ATES is the most invisible form of sustainable energy. During the summer, water from the cold well is used to cool buildings. After the water has absorbed the heat from the building, it is pumped into a warm well for use during winter. The cold well typically has a temperature between 5-10 degrees Celsius, the warm well 15-18 degrees.
Seasonal thermal energy storage has been used in the Netherlands for 25 years. On the TU campus alone, thirteen doublet wells are used to heat and cool eleven buildings. These ATES systems, with aquifers at 70 metres depth, save about 5% of the total gas use of TU Delft.
The energy savings and short payback times have made ATES systems popular for utility buildings in the Netherlands. But there is room for growth. Currently, 0.2% of the 1.1 million non-residential buildings have adopted cold and heat storage systems. PhD candidate Martin Bloemendal expects a hundred-fold increase in ATES systems by 2050 as part of the effort to meet the agreed greenhouse gas emissions reduction.
Clearly, there are limits to this growth. You don’t want the stored cold and warm groundwater to overlap. The thermal radius, defined as the minimal distance from the injection well to where thermal changes can’t be measured anymore, must be respected. In real-life, geohydrologists also have to deal with horizontal and vertical flows of groundwater.
The key indicator of the optimal use of subsurface space is the percentage of aquifer space that is, or is expected to be, used for heat storage and recovery. After analysing existing wells and placement strategies on top of numerous simulations at a wide range of storage conditions of ATES systems, Bloemendal concludes the following.
For allocated fractions below 50%, no site specific planning is needed. Self-organisation together with smart design choices will facilitate ATES for the buildings in that area.
Beyond 50% allocation of aquifer space, the highest greenhouse gas reductions are obtained by a planned spatial arrangement of cold and warm wells in separate lanes.
Bloemendal, who also works part-time as a scientific researcher for geothermal energy storage at the water cycle research institute KWR, identifies a number of future challenges for ATES systems.
- Smart thermal grids: mutual communication and control strategies added to ATES systems may help make these systems adaptive. A pilot in Amsterdam has demonstrated that intelligent controllers can lead to a more optimal use of aquifer space as well as reduce greenhouse gas emissions. More similar projects are needed. Also see the corresponding faculty page.

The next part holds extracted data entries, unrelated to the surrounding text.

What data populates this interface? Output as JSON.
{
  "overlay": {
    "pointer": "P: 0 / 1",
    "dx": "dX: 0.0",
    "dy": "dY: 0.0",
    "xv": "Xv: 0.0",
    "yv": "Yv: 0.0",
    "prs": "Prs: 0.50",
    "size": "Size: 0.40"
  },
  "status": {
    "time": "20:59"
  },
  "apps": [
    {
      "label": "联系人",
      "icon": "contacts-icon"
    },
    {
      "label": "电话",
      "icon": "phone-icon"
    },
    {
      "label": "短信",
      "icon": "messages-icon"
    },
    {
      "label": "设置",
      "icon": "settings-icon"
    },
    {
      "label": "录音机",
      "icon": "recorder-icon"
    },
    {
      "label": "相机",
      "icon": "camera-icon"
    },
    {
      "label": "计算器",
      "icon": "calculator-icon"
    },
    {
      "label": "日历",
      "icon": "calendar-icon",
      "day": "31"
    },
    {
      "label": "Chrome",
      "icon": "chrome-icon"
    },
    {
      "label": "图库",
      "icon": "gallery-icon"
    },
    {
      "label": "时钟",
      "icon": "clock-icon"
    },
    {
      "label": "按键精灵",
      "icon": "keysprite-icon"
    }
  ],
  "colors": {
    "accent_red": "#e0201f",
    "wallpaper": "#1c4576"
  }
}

- High-temperature ATES: industrial waste heat, heat from solar boilers or geothermal sources is available at high temperatures (60 degrees or more). Poorly insulated buildings need high-temperature input, but currently the maximum temperature for aquifer storage is 25-30 degrees. Can that temperature limit be increased?
- Climate change: more cooling in summer and less heating in winter shifts the balance between heat storage and recovery in aquifers. Eventually, the warm water will break into the cold well and make it far less efficient. Many ATES systems are already discharging surplus heat into surface water during winter to keep the ATES in balance. Can other strategies be devised?
If these issues are solved, can ATES replace natural gas? “For a large part, it can,” says Bloemendal. “Either in itself, or as an auxiliary next to a heat grid to balance the production and supply of heat. I am confident that ATES can play an important role in the energy transition.”
- J.M. Bloemendal, The Hidden Side of Cities, Methods for governance, planning and design for optimal use of subsurface space with ATES, PhD supervisor Professor Theo Olsthoorn, 16 May 2018.